Now a month into the season, similar comments are coming from Auburn players recently kicked off the team by the new coach.
In news that made headlines last week, three veteran players were released following a disastrous weekend of play, including senior Hunter Kelley, who shared his feelings afterwards with The Anniston Star.
“When I got in there (Golloway’s office),” Kelley said, “he just started off by saying, ‘Hunter, I don’t think you’ll be able to help this program this year. I just don’t think your attitude should be in this program.
“Me, of course, I was devastated. I didn’t know what he was talking about. It just kind of blew me away because, these are my brothers, and I’ve played ball all my life. I’ve never heard anybody tell me that.”
Cleaning house is nothing new in college athletics. We’ve seen it with Gus Malzahn and every coach before him. However, kicking three upper classman off the team following a weekend of bad play is rare, if not unprecedented in Auburn Athletics.
Golloway was quick to defend his decision.
“Players have to understand that we are just a part of something that is much greater than we are individually,” Golloway told AuburnTigers.com. “We are going to play for what is on the front of our jerseys and not on the back. Be proud of your name, but play for Auburn. Play the way we ask you to play.”
Success and controversy is nothing new to Golloway.
A winner of 40+ games in each of the last four seasons at Oklahoma, he appears to have burned more than a few bridges back in Norman. The most outspoken has been former Oklahoma All-American and former major league player Joe Simpson.
Speaking to The Oklahoman following Golloway’s departure last year, he said, “I’m so thrilled that he’s gone that they could hire a basset hound and it would be an improvement,” said Simpson, an Atlanta Braves broadcaster the past two decades.
“I haven’t had anything to do with the program since near the end of the Larry Cochell era. I didn’t want to have anything to do with it as long as Sunny Golloway was the head coach because I think he’s a sorry individual. I think he’s a bad guy. I want to thank Auburn University for taking him off our hands and getting him out of Norman.”
The question Auburn people must answer is what’s fact and what’s fiction. Eventually we’ll all know what kind of coach and more importantly, what kind of person Golloway is and whether he’s a fit for the University.
Athletic director Jay Jacobs strongly defended his new coach yesterday in a conversation with The Columbus Ledger-Enquirer.
“…the bottom line is what we had didn’t work,” said Jacobs. “I made the decision to change baseball coaches, so we’ve done that.

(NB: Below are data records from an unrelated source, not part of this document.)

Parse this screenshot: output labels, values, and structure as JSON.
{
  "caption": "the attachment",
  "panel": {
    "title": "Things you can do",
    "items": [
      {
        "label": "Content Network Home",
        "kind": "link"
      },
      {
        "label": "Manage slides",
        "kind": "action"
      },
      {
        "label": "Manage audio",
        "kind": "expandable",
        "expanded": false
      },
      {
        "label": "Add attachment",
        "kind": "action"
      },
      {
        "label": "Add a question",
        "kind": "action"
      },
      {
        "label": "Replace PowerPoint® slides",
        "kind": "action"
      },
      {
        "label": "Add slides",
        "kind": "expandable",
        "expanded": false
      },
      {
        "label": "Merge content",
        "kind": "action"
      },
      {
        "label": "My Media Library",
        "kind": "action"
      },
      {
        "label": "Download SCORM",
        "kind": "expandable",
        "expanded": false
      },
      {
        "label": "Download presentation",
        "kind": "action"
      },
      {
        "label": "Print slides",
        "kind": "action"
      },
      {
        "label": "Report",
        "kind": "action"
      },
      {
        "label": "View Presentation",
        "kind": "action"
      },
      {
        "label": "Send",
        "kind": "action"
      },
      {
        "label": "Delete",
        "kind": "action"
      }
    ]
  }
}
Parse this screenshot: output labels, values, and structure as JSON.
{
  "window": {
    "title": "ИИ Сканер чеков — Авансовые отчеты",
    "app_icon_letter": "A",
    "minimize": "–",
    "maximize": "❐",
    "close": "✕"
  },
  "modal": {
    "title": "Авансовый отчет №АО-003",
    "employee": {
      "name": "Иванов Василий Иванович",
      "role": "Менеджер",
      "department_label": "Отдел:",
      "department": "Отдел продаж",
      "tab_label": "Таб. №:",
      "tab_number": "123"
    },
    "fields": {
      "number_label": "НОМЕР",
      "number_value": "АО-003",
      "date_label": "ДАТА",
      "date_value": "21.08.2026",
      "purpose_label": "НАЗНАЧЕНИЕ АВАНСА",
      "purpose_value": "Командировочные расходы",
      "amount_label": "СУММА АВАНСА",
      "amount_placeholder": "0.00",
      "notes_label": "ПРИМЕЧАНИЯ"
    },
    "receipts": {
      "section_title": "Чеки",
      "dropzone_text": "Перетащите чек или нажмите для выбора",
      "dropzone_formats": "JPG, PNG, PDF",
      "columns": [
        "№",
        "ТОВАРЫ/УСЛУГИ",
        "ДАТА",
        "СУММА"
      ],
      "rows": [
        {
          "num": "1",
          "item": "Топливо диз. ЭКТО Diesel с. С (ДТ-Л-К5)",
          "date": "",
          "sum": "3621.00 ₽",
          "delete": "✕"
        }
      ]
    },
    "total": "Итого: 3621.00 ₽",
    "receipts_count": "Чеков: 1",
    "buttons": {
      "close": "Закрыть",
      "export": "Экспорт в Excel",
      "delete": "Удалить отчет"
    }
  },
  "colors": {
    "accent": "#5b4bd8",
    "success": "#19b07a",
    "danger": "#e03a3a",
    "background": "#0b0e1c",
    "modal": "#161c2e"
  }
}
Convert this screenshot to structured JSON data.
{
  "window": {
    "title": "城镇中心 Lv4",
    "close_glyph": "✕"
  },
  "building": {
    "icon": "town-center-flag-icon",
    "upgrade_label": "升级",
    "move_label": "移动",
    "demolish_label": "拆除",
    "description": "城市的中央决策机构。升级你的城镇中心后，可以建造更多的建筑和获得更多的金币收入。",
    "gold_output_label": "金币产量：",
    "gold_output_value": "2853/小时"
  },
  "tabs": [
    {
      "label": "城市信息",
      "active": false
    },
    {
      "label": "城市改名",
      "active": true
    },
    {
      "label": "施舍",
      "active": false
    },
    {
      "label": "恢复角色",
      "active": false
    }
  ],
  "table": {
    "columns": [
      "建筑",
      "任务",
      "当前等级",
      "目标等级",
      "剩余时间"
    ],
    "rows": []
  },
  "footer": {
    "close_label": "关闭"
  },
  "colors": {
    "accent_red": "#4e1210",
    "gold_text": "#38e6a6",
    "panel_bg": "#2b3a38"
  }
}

The baseball coach that we had and the players that we had, both are a combination of the parts that didn’t work.
“So it’s Sunny’s job to make it work to get us back to Omaha, to winning SEC championships and playing in regionals and super regionals. Some people just aren’t meant for a certain system. That’s just how it is. Some students come to school here and they’re here for a few weeks and realize, ‘You know what? I shouldn’t have come here.
“…It’s just that what we’ve been doing in baseball hasn’t worked, so I’m 100 percent supportive of whatever Sunny thinks we need to do to get this baseball team to be competitive, because that’s what we owe our student-athletes. That’s what we owe that baseball team: A chance to win championships.”
It’s hard to argue with Jacobs thinking. There are two sides to every story and right now Golloway is doing it his way. Auburn knew what they were getting when they made the hire.
For now, he deserves the benefit of the doubt.
At the end of the day, college athletics is a business. Auburn hired a baseball coach that wins – and he does it his way. If he duplicates the success he had at Oklahoma, all of this will be forgotten. If not, then it will continue to come up.
Right now, I’m betting on Sunny Golloway.